Thursday, September 27, 2007

The cost of Gaza's hostility

I read through this BBC report on an Israeli air strike taking out a terrorist rocket crew in Gaza expecting to find that the Israelis were aiming for some Palestinian children, but missed. In the absence of civilian casualties the Beeb has to look elsewhere to get a dig in:

Correspondents say last week's declaration by Israel of Gaza as ‘hostile territory’ sets the stage for cutting electricity to the impoverished coastal territory which has 1.4 million inhabitants.

If you read the story you'll see that the paragraph doesn't naturally fit into it, but has been shoehorned in purely to inject an anti-Israel note.

I meant to post on the ‘hostile territory’ development last week, but got sidetracked, so thanks to the Beeb for bringing it up again, which gives me the opportunity to quote from two NRO posts that put the lie to the media's ‘Gazans under siege’ theme.

Here’s Victor Davis Hanson at The Corner:

Why would [Hamas] not welcome such a state of clear-cut armed conflict against the hated Zionist entity, given that they are already constantly rocketing Jews? And second, why not simply make arrangements with Egypt to connect infrastructure, power, and trade, and seal on its own the border with Israel, while developing much closer ties with a brother Arab state? Or alternatively, with Gulf oil money Hamas might develop port facilities to ensure supplies of fuel and export/import trade, or even a power and water plant of their own on the coast.

And here's J. Peter Pham at The Tank:

While some like the United Nations official quoted in the [Jerusalem Post] article will argue that Israel is engaging in "collective punishment", the Jewish state is doing nothing more than what any other nation at war does with a declared enemy. Did the Allies in World War II feel themselves bound to make sure that Nazi Germany and Imperial Japan had an adequate supplies of petroleum? The object of a blockade, after all, is to degrade the enemy's ability to continue fighting effectively. As long as shipments of basic foodstuffs and medicine for use by non-combatants are allowed past a blockade—after due inspection, if necessary, to prevent the smuggling of contraband—a country at war, unlike a former spouse paying alimony, is hardly obliged to keep a declared enemy in the style to which he or she has become accustomed.

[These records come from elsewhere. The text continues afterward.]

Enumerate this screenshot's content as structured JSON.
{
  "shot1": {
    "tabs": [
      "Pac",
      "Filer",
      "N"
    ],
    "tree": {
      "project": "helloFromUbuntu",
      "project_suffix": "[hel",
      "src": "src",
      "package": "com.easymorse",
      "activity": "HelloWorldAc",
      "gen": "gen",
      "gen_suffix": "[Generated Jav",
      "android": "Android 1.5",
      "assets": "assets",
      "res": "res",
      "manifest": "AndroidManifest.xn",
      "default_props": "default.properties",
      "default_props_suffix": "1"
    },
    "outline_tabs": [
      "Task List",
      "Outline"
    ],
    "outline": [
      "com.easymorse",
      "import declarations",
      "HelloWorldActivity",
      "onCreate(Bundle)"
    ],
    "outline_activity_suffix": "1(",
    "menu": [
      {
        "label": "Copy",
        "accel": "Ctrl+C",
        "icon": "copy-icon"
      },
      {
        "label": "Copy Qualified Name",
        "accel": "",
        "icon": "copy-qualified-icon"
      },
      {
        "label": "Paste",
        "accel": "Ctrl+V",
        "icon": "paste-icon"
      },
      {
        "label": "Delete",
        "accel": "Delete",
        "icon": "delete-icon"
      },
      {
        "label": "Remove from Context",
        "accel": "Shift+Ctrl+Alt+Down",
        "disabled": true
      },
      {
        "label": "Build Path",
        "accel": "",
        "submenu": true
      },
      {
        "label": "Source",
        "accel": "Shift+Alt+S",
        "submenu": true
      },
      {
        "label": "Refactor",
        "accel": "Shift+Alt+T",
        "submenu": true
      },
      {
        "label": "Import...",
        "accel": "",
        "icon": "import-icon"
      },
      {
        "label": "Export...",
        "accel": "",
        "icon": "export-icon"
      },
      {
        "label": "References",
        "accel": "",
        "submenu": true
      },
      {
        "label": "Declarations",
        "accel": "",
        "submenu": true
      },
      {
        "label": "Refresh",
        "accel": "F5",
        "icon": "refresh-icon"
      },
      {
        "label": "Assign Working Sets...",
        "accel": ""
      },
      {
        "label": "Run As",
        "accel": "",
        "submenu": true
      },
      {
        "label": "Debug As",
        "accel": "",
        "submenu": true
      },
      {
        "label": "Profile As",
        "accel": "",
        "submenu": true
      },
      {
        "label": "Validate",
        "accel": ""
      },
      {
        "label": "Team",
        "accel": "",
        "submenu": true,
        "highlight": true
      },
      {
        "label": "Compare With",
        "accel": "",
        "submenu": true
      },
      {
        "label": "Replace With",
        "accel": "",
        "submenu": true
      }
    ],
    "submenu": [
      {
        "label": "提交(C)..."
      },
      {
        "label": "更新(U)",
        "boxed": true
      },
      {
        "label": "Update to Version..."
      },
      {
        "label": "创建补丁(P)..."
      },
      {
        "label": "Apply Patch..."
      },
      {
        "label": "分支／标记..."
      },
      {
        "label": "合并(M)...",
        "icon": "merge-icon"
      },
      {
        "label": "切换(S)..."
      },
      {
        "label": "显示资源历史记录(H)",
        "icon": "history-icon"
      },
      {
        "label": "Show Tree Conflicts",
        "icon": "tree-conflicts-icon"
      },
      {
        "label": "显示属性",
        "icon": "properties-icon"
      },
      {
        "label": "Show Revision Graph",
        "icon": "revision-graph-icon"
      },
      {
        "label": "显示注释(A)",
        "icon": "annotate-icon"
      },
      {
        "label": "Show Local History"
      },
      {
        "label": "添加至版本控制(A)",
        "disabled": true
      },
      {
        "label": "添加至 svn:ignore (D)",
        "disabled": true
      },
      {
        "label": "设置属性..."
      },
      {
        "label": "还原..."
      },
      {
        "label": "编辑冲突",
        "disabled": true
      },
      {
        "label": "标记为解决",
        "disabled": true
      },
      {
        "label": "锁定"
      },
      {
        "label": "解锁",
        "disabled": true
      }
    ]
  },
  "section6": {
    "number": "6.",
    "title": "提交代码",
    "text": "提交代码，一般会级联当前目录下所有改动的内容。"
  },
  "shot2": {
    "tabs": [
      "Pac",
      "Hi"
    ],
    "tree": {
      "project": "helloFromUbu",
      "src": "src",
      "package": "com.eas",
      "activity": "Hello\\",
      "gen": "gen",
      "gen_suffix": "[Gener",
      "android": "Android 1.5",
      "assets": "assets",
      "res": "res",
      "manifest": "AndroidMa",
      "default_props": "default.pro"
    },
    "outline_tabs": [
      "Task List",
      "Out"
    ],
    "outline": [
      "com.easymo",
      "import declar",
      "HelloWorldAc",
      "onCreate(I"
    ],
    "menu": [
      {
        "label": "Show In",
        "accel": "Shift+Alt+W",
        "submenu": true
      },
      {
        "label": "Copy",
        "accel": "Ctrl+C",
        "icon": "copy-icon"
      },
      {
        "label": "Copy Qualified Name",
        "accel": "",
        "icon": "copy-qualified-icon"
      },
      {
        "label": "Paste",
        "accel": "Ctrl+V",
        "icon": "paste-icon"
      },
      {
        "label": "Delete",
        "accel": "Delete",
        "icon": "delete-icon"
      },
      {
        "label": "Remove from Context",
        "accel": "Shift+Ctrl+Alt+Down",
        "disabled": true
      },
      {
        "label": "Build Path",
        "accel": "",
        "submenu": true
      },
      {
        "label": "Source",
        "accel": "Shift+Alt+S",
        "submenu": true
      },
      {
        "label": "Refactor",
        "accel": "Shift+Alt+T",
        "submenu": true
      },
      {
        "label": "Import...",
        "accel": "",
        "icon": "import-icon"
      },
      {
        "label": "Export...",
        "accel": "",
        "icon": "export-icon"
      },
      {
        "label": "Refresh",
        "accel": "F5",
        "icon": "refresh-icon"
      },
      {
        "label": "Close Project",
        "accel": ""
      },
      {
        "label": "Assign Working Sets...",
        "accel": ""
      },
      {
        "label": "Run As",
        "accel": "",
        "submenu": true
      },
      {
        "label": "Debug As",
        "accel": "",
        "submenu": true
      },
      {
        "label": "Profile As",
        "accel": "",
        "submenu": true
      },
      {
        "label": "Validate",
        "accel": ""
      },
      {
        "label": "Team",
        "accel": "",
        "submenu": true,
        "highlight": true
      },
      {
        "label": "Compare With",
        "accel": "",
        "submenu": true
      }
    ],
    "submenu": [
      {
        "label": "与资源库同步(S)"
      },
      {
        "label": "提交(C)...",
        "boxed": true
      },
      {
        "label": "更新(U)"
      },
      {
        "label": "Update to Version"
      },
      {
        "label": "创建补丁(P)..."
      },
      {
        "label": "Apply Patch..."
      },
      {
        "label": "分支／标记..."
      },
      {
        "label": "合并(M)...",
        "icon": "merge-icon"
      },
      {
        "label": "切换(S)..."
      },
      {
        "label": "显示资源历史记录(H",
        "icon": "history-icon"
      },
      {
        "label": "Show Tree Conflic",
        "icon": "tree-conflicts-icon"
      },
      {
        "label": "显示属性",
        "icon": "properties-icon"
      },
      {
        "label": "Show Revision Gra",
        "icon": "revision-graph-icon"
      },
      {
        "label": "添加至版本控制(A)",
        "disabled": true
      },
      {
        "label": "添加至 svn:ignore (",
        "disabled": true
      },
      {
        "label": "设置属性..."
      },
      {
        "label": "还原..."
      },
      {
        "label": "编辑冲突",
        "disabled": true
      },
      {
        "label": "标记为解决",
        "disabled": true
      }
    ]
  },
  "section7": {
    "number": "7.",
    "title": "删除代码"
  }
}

Pham also has a superb article, written with Michael I. Krauss, at The American Thinker, in which they explain that Israel’s actions are entirely in accordance with the Geneva Conventions, and which includes this observation, which I’m going to start posting as a comment on every BBC story on the subject:

Egypt, during its entire occupation of the territory from 1948-67, never developed Gaza's energy infrastructure, leaving the strip destitute and primitive. Israel's integration of Gaza into its supply grid has allowed Gazans to develop their industry and agriculture.

The Western Media has developed a bizarre tendency to completely disassociate the actions of the armed thugs that run Gaza with the fate of its citizens. But until Gazans decide to elect leaders who are committed to peace, and not war, they’re going to have to lie in the bed they’ve made for themselves.

1 comment:

Michael Greenspan said...


I found your blog via Instapundit, and I like it a lot. Next chance I get I'll add you to my blogroll. Also, please accept my thanks for contributing the phrase "monkey tennis" to my cultural vocabulary.